Vulnerability in Signal messaging app lets hackers track your location
A security research firm has found a vulnerability in the secure messaging app Signal could let potential hackers track a user’s location. The finding assumes significance because Signal prides itself for privacy and just yesterday it announced it will be shifting to a unique identifier instead of mobile number to stop anybody from identifying or locating any Signal user.
Researcher David Wells from Tenable found that he could track any Signal users’ movements just by calling their Signal number. The funny thing is that he did not require the user to have his contact information. This vulnerability if exploited in the wild could cause problems for Signal users like stalking or spying on activists and journalists. It is mostly journalists and activists who try to avoid government or law enforcement agencies, use the Signal messaging App.
There are two aspects to the vulnerability, Wells said. One is that if two Signal users have each other as contacts, it’s possible for them to determine each other’s location and IP address by calling, even if the person being called doesn’t answer the phone.

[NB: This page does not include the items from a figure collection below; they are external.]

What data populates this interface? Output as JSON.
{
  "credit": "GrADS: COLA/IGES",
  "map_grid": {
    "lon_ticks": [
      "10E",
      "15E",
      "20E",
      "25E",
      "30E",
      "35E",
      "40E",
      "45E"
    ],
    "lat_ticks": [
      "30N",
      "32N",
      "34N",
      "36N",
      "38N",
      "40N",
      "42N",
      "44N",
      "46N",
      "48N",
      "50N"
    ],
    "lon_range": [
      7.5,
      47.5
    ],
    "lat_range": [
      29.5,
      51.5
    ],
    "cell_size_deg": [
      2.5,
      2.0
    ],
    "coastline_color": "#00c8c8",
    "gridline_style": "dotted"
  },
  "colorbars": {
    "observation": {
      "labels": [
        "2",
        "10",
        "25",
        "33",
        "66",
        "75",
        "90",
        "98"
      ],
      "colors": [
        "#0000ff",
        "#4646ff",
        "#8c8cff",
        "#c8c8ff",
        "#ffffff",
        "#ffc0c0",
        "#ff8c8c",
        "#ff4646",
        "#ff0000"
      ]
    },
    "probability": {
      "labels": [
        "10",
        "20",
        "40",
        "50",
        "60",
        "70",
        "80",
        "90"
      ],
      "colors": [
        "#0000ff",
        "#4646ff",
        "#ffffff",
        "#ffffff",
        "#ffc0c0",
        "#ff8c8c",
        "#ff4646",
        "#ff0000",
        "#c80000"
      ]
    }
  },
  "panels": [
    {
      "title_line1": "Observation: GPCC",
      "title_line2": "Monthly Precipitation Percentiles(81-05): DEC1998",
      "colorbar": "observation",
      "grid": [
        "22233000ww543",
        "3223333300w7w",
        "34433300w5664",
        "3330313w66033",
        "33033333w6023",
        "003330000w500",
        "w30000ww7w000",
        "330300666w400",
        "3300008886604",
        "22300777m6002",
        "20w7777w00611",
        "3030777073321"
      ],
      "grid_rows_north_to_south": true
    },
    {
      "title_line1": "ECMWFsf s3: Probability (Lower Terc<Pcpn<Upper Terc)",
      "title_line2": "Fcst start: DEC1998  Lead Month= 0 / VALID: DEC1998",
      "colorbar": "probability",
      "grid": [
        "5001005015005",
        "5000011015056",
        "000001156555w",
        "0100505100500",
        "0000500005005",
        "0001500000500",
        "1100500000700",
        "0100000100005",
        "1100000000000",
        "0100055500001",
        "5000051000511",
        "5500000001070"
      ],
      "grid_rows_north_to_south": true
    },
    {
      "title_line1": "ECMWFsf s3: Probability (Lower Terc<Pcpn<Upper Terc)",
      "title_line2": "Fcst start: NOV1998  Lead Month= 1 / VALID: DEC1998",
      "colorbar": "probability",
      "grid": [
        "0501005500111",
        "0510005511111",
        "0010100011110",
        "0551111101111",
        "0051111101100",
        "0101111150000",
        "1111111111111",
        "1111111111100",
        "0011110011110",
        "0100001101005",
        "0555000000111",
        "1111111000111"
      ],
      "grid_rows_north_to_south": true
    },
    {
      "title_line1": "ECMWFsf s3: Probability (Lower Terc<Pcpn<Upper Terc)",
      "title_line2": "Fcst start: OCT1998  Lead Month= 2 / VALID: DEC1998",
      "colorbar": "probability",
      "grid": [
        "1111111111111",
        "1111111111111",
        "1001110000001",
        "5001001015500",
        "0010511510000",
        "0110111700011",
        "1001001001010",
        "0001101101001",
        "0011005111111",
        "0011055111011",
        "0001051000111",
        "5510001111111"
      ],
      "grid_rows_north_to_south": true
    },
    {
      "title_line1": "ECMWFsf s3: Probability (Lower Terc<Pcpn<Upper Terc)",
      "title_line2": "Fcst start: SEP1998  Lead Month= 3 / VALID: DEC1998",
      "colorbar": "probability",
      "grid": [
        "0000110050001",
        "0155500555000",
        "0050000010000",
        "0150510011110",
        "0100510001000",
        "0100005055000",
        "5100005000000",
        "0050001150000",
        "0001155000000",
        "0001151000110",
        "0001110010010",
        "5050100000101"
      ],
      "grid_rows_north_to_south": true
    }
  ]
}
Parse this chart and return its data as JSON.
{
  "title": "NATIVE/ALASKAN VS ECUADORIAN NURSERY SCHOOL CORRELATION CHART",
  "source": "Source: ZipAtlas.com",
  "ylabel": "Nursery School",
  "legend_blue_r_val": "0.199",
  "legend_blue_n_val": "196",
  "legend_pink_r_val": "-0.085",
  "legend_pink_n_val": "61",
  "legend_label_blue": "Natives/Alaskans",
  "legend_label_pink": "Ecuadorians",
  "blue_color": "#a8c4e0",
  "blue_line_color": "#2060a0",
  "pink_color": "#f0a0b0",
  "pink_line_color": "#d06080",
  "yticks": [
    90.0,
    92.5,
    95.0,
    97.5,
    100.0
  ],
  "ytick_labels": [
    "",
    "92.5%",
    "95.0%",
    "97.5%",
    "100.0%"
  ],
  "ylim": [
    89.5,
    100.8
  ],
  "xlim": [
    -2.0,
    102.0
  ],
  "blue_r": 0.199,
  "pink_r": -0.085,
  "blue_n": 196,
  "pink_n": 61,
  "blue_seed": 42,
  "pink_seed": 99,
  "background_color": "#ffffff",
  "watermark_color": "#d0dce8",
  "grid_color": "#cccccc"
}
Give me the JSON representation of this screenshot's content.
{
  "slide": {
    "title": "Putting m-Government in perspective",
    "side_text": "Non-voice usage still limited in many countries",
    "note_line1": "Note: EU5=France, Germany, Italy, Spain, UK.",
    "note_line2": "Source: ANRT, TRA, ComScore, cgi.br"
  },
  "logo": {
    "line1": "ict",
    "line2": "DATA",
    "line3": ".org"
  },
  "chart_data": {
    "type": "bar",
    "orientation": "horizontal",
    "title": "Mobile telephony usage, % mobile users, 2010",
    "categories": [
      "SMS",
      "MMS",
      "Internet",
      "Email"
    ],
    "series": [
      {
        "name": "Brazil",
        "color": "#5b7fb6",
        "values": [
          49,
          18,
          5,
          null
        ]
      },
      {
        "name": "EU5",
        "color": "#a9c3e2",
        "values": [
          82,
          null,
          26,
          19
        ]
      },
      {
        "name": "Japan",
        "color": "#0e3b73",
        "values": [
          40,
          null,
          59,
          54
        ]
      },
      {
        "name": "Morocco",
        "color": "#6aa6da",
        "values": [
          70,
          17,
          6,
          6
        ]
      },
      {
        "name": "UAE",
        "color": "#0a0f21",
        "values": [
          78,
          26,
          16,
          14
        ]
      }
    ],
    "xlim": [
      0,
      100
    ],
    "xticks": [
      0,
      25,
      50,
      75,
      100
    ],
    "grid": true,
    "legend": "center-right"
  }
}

That feature is not well advertised, and it’s interesting that someone could disclose your location if they’re your contact. That’s kind of odd. It turns out that even if you don’t have a person in your contacts list, they can still roughly determine your rough location just by calling you on Signal. This works even if you don’t pick up or see the call. Let’s say I have a burner phone and I just ring your phone, and I do it so quickly that all you see is a missed call from some number. It turns out that’s enough for the caller to see what DNS server your phone automatically connects to. Usually, it’ll be somewhat near you. So I can force that DNS server [near you]to talk to me. By getting that information, I know what DNS server you’re using and I can determine your general location.
Wells has detailed his findings on the Medium post which you can find here. He has also informed Signal about the vulnerability. Signal has already released a patch for the vulnerability via Github. However, both its iOS and Android Apps on the play store are yet to be updated.